Kritik Parsons tentang kepribadian ialah , dia tidak
membiarkan kepribadian sebagai sistem yang tidak independen atau tidak bisa
berdiri sendiri dan hanya diatur oleh sistem kultural maupun sistem sosial .
Kepribadian adalah sistem motivasi yang ada di dalam diri individu yang mempunyai
tujuan untuk memenuhi kebutuhan disposisi . Kebutuhan ini berbeda bukanlah
dorongan naluriah sejak lahir yang dimiliki individu , namun kebutuhan ini
timbul karena individu berada dalam setting sosial . Kebutuhan disposisi akan
mendorong individu untuk menerima maupun menolak objek yang ada di lingkungan
itu maupun untuk mencari dan menemukan objek yang baru . Dengan kata lain ,
kebutuhan inilah yang mendorong individu untuk terjebak maupun masuk dalam
suatu sistem maupun terciptanya sistem .
Parsons membedakan kebutuhan disposisi menjadi tiga jenis ,
yakni hal yang mendorong aktor untuk mendapatkan cinta , persetujuan ,
keputusan yang disebabkan dari hubungan sosial mereka . Kedua adalah
internalisasi nilai yang mendorong aktor untuk mengamati berbagai standar
struktural , dan kemudian menjadi harapan suatu peran untuk memberi maupun
mendapatkan respon yang tepat dari hubungan sosial . Seperti yang dapt kita
lihat dalam contoh tadi , seorang yang lebih muda akan berbicara lebih sopan
kepada orang yang lebih tua maupun yang dituakan .

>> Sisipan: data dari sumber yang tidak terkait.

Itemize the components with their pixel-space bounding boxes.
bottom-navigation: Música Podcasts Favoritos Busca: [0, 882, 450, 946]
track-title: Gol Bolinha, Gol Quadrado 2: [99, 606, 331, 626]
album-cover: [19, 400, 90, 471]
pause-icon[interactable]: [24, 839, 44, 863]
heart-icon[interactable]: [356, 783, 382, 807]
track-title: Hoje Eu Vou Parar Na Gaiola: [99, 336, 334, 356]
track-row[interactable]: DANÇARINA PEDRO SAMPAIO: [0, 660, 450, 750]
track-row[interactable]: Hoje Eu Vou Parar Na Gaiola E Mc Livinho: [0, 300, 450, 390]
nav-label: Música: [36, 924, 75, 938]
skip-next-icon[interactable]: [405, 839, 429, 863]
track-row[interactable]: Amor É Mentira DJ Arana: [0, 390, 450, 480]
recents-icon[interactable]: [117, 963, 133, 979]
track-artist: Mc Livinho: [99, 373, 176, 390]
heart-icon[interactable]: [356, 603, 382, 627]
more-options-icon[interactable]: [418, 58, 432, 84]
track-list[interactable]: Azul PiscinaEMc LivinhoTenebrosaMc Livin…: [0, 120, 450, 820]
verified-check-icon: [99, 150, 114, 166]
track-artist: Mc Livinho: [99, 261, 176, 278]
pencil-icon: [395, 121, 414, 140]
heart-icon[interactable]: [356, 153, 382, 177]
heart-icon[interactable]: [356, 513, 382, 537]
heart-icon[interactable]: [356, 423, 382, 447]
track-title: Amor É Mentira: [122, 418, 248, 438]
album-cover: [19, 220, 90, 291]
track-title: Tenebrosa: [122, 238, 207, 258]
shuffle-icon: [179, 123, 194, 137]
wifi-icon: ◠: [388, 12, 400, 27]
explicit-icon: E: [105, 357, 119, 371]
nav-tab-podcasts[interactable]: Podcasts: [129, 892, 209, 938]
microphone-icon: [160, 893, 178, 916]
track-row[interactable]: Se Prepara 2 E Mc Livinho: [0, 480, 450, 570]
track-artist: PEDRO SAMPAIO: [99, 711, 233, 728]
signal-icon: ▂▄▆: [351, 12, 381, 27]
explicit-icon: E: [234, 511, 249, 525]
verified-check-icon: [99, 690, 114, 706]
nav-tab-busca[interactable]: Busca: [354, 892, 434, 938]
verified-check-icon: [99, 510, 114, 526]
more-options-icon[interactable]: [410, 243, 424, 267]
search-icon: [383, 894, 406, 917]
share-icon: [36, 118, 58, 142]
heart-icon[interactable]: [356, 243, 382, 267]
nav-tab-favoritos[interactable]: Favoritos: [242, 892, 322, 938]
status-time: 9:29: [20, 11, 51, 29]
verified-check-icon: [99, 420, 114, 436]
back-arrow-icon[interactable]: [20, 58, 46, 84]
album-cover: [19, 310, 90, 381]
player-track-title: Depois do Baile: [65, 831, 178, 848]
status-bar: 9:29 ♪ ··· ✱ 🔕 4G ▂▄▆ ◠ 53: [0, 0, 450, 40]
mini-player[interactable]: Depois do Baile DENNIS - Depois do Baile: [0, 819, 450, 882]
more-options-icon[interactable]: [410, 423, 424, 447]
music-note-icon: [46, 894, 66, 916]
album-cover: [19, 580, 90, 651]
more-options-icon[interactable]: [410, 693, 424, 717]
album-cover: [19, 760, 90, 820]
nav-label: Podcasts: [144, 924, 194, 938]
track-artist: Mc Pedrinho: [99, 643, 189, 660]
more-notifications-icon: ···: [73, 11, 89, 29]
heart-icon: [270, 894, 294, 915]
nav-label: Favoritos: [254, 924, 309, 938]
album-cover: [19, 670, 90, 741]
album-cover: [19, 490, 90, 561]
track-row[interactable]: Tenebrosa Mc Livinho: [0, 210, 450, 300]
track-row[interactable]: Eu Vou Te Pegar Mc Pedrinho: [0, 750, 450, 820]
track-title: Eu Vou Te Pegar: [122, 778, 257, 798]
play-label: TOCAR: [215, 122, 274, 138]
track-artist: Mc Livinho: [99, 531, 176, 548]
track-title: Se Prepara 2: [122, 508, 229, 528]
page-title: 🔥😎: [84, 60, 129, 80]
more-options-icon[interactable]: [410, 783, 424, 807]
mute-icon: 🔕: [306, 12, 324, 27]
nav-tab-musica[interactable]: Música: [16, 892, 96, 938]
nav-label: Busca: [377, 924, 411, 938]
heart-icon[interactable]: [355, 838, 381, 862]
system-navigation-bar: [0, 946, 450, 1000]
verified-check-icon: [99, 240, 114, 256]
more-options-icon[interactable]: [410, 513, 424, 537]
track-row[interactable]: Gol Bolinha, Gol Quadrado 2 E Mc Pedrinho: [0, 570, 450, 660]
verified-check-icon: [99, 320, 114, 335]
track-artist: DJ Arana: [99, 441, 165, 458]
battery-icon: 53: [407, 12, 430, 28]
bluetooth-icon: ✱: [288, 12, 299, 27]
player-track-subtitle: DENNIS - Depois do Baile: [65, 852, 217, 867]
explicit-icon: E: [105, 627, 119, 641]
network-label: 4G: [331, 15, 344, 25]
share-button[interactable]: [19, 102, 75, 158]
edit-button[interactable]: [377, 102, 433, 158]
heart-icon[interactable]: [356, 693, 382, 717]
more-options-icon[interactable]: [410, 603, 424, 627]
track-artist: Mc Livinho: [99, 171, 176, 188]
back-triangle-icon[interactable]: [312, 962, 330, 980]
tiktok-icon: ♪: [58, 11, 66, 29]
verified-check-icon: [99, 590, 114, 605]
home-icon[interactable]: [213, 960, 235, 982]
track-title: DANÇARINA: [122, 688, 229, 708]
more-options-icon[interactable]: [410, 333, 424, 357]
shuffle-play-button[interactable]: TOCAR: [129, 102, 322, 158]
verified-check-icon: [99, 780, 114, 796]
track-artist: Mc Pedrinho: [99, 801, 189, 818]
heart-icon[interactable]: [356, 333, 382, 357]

Dalam hal ini , Parsons dipandang hanya memberi gambaran
yang pasif mengenai individu karena dalam penyampaiannya mengenai individu ,
individu hanya digerakkan oleh kebutuhan disposisi dan kebudayaan yang
diinternalisasi atau dengan kata lain , aktor hanya mendapat pengaruh , dan
tidak mempengaruhi .
e) Organisme Behavioral
Parsons tidak membahas hal ini terlalu panjang , organisme
behavioral dimasukkan karena merupakan sumber energi bagi seluruh sistem .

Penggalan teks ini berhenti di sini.